09/14/2016 04:31 EDT | Updated 09/14/2016 04:36 EDT

My Copy Of 'Lost Horizon' Is Starting To Show Signs Of Wear And Tear

A woman stands in front of a Tibetan Buddhism ritual monument in Shangri La County, in northwestern Yunnan province Saturday Aug. 26, 2006. Shangri La village, is a popular tourist destination to visit the mythical land of "Shangri-La" made famous in James Hilton's 1933 book "Lost Horizon." (AP Photo/ Eugene Hoshiko)

Right in the middle of walking to meet a friend for coffee a book title popped into my head. James Hilton's Lost Horizon.

I first read Lost Horizon back in grade school. Don't make me tell you how long ago that was. In those days, we were given a required reading list at the very beginning of the school year. And each time we finished a book we had to hand in a review. All the books were available at the school library.

The required reading list was the best part of school for me. It was supposed to take you the entire school year to complete, but I'd usually motored through it well before Christmas break and always went and asked the teacher for more. She didn't always have "appropriate books" for my age and I'd get really frustrated.

That's when I'd rummage through my parents' bookcase and also my aunt's, who was a voracious reader like I was. It was thanks to her I read Lady Chatterly's Lover when I was about 11 years old, not that she knew I'd found it, not that she would necessarily have stopped me if she had. She and I used to have wonderful conversations about the books we'd read. Little did we know that groups of readers would, one day, regularly get together to do exactly what we were doing.

Back to Lost Horizon

I don't know what it was about this book that so resonated with me. I fell instantly in love with it, and couldn't put it down until I'd finished it. I know I drove my mother insane because I'd pick it up the minute I got home from school, I'd bring it to meals with me and I stayed up far too late at night reading.
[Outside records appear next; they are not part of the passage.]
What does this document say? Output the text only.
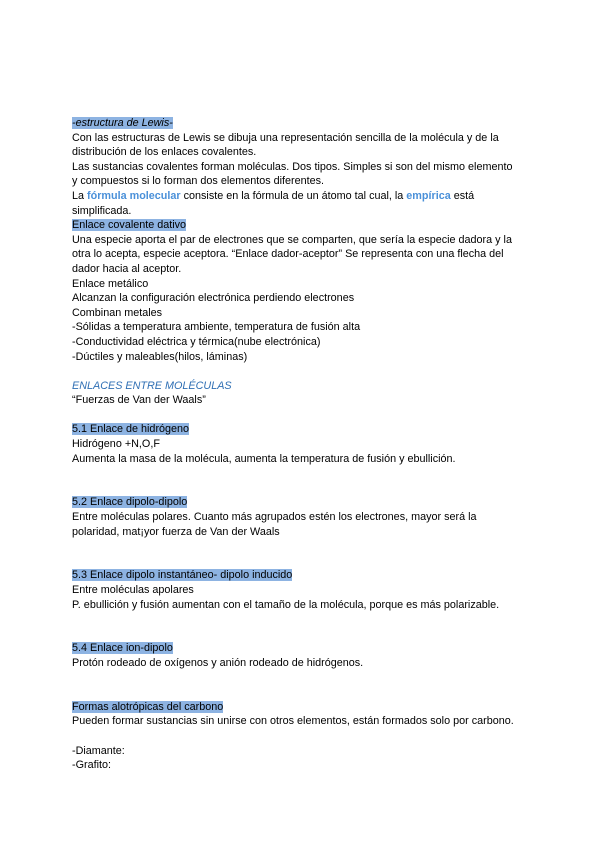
-estructura de Lewis-

Con las estructuras de Lewis se dibuja una representación sencilla de la molécula y de la

distribución de los enlaces covalentes.

Las sustancias covalentes forman moléculas. Dos tipos. Simples si son del mismo elemento

y compuestos si lo forman dos elementos diferentes.

La fórmula molecular consiste en la fórmula de un átomo tal cual, la empírica está

simplificada.

Enlace covalente dativo

Una especie aporta el par de electrones que se comparten, que sería la especie dadora y la

otra lo acepta, especie aceptora. “Enlace dador-aceptor” Se representa con una flecha del

dador hacia al aceptor.

Enlace metálico

Alcanzan la configuración electrónica perdiendo electrones

Combinan metales

-Sólidas a temperatura ambiente, temperatura de fusión alta

-Conductividad eléctrica y térmica(nube electrónica)

-Dúctiles y maleables(hilos, láminas)

ENLACES ENTRE MOLÉCULAS

“Fuerzas de Van der Waals”

5.1 Enlace de hidrógeno

Hidrógeno +N,O,F

Aumenta la masa de la molécula, aumenta la temperatura de fusión y ebullición.

5.2 Enlace dipolo-dipolo

Entre moléculas polares. Cuanto más agrupados estén los electrones, mayor será la

polaridad, mat¡yor fuerza de Van der Waals

5.3 Enlace dipolo instantáneo- dipolo inducido

Entre moléculas apolares

P. ebullición y fusión aumentan con el tamaño de la molécula, porque es más polarizable.

5.4 Enlace ion-dipolo

Protón rodeado de oxígenos y anión rodeado de hidrógenos.

Formas alotrópicas del carbono

Pueden formar sustancias sin unirse con otros elementos, están formados solo por carbono.

-Diamante:

-Grafito:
I thought because my door was closed I was getting away with it. Not. She could see the light through the crack at the bottom of the door and would knock every 15 minutes, insisting I go to sleep.

Over the years I figure I've re-read that book maybe 20, 30 times. Which in itself is more than a little strange, although having said that, I re-read books all the time; and re-watch movies too. But this one I know so well I could probably recite it from memory.

Then again, who wouldn't want to find inner peace, love and the secret to eternal life?

Among other things, this is a story about finding inner peace, love, a sense of purpose and, the secret to living for hundreds of years. Where? In a magical, mystical paradise high in the mountains of Tibet. Shangri-La, a fictional location but, according to Wikipedia, one that was "inspired in part by the Tibetan borderlands."

I'm a dreamer, always have been. I love everything about Shangri-La and I think in some ways I've been searching for it my whole life. Before you tell me that "Shangri-La is not a place, it's a state of mind, of being and it lives in all of us" scroll up and look at the photo. That's a real monastery. Tell me you wouldn't want to be there, right now. Maybe it's time for me to plan a trip.

What a respite it would be from this angry, turbulent, ugly, unhappy, tortured, stressed-out world we seem to find ourselves in right now. Maybe that's why the book popped into my head the other day. I'm unconsciously looking for an escape from it all.

So I've decided to give myself permission to take a couple of days off from writing my own book to re-read Lost Horizon for the umpteenth time.

Did you know, by the way, that there are two film versions, one made by Frank Capra in 1937 and another by Charles Jarrot, in 1973? I've haven't seen either, and don't particularly want to. I'd much rather be transported to Shangri-La through the pictures James Hilton created with words, and my own imagination.

Are there any books you've loved so much you read them over and over again?